Der 1:1-Ausgleich des Hamburger SV beim Gastspiel gegen RB Leipzig erhitzt die Gemüter. Da Filip Kostic aus abseitsverdächtiger Position einnetzte, ist die Verwunderung groß, warum der Video-Assistent nicht auf den Plan gerufen wurde. Der Grund: Die Abseitslinie muss erst noch zertifiziert werden, wie DFB-Vorstandsmitglied Ansgar Schwenken erklärte.


In der 29. Minute hatte ​die Mannschaft von Neu-Trainer Bernd Hollerbach ihren ganz großen Moment: Gideon Jung spielte den Ball in den Lauf von Filip Kostic, der den Leipzig-Keeper Peter Gulacsi überlaufen und das Runde unbedrängt ins Eckige schieben konnte. Doch stand der Serbe beim Abspiel nicht im Abseits?

FBL-GER-BUNDELIGA-LEIPZIG-HAMBURG

Abseits ist, wenn der Schiedsrichter pfeift - und nicht, wenn der Video-Assistent ruft.



Während bei anderen kniffligen Entscheidungen der Video-Assistent einschreitet, blieb ein Anruf aus Köln im Spiel zwischen RB Leipzig und dem Hamburger SV aus. Der Grund: die noch nicht zertifizierte "Abseitslinie". Warum auf keine verlässliche zurückgegriffen werden konnte, erklärte nun Ansgar Schwenken, seines Zeichens Beratender Vertreter der DFL und DFB-Vorstandsmitglied.


Hohe Qualitätsansprüche


"DFL und DFB werden, wie in den vergangenen Monaten immer wieder betont, erst auf die so genannte kalibrierte Linie zurückgreifen, wenn von FIFA und IFAB Versionen eines oder mehrerer Dienstleister zertifiziert wurden und zugelassen sind - ähnlich wie das vor Einführung der Torlinientechnologie der Fall war. Erst damit wären auch unsere eigenen, höchsten Qualitätsansprüche erfüllt, dass mithilfe der Linien tatsächlich in höchstem Maße verlässlich aufgelöst wird, ob eine Abseitsstellung vorliegt oder nicht", gab Schwenken im Interview mit dfb.de zu Protokoll.

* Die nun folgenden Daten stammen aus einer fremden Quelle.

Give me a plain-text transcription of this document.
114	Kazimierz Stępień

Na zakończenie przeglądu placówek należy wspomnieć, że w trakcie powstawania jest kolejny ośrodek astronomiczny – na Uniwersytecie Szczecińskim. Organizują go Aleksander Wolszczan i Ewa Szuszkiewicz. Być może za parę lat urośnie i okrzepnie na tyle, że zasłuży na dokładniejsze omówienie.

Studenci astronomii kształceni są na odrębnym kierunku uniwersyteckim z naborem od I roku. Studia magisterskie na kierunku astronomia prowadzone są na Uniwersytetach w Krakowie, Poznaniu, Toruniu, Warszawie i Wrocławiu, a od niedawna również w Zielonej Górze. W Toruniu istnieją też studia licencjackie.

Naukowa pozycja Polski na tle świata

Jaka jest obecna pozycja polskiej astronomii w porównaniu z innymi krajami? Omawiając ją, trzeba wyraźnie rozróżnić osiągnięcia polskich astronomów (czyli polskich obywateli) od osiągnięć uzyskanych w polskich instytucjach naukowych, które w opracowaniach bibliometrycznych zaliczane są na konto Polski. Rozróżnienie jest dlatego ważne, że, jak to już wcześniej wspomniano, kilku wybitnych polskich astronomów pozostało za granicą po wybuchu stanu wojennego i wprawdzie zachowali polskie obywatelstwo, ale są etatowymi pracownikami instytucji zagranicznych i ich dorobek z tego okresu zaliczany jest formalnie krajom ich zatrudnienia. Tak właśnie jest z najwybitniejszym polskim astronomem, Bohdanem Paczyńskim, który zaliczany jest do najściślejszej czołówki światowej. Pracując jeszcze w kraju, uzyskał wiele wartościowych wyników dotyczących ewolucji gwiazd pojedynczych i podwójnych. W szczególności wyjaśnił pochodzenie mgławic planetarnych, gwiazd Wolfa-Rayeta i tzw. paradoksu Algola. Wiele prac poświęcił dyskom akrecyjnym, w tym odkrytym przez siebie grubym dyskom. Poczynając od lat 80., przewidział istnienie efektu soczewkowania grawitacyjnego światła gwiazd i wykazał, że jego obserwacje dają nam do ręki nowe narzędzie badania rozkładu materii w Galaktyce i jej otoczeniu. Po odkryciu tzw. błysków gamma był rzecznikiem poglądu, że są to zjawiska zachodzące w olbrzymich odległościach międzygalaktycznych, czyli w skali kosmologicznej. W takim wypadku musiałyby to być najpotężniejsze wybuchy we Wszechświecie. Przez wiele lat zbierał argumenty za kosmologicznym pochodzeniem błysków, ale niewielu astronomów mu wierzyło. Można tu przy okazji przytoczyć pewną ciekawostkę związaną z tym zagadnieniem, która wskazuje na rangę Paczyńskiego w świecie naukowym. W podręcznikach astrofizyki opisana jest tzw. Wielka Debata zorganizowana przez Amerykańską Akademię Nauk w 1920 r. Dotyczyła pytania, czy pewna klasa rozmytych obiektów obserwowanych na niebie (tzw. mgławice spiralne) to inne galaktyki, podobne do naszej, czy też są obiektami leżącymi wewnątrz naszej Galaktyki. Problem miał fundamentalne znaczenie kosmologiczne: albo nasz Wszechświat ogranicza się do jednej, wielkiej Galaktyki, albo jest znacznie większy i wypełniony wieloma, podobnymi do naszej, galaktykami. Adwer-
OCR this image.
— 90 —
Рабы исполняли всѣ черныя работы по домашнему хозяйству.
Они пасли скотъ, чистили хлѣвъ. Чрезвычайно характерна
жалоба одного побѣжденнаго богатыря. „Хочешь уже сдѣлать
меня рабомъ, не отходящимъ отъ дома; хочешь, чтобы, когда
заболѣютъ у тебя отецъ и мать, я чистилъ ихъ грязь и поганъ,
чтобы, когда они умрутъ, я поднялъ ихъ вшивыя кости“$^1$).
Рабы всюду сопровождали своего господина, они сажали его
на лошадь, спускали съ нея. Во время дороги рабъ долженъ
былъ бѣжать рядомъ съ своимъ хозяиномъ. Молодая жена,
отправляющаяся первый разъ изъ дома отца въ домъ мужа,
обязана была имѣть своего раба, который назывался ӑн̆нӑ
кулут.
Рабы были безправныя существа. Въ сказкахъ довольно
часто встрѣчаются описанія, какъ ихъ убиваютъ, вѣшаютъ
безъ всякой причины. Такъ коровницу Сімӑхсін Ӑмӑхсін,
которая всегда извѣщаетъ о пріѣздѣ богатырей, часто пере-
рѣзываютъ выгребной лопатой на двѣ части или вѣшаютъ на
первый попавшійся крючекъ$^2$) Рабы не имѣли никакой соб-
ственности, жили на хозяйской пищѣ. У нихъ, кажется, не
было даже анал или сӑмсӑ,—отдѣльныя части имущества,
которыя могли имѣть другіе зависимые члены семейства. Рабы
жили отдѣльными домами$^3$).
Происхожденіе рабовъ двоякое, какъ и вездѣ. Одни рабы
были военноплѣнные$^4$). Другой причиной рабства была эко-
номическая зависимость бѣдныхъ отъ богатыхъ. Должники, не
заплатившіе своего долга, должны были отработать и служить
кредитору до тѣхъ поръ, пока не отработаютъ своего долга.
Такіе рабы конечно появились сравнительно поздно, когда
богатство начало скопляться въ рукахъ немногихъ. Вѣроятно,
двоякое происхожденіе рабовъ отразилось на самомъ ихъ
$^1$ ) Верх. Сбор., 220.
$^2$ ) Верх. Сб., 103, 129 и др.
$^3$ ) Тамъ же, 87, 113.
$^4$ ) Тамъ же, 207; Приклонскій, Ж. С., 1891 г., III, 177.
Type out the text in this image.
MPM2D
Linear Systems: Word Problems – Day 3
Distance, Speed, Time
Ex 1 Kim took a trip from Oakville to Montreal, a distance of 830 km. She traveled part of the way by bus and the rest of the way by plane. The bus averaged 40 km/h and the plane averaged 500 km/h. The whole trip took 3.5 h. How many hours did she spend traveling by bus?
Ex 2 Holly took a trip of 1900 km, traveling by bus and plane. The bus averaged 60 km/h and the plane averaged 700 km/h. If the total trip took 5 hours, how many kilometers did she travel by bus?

Laut des DFL-Beraters seinen "im Vorfeld jedes Spiels umfangreiche technische Vorleistungen zu erbringen". Ohne diese ist eine Video-Entscheidung nicht zu vereinbaren, wie Schwenken deutlich machte: "Erst dadurch kann sichergestellt werden, dass die Linie in jeder Hinsicht exakt ist - mehr als ob diese Genauigkeit "nur" vom menschlichen Auge und subjektivem Ermessen abhängig ist. Denn schon die minimalste zeitliche Abweichung, schon eine hundertstel Sekunde bei der zeitlichen Festlegung des Abspiels, kann zu einem fehlerhaften Ergebnis und somit zu einen falschen Eindruck führen, ob Abseits vorlag oder aber nicht."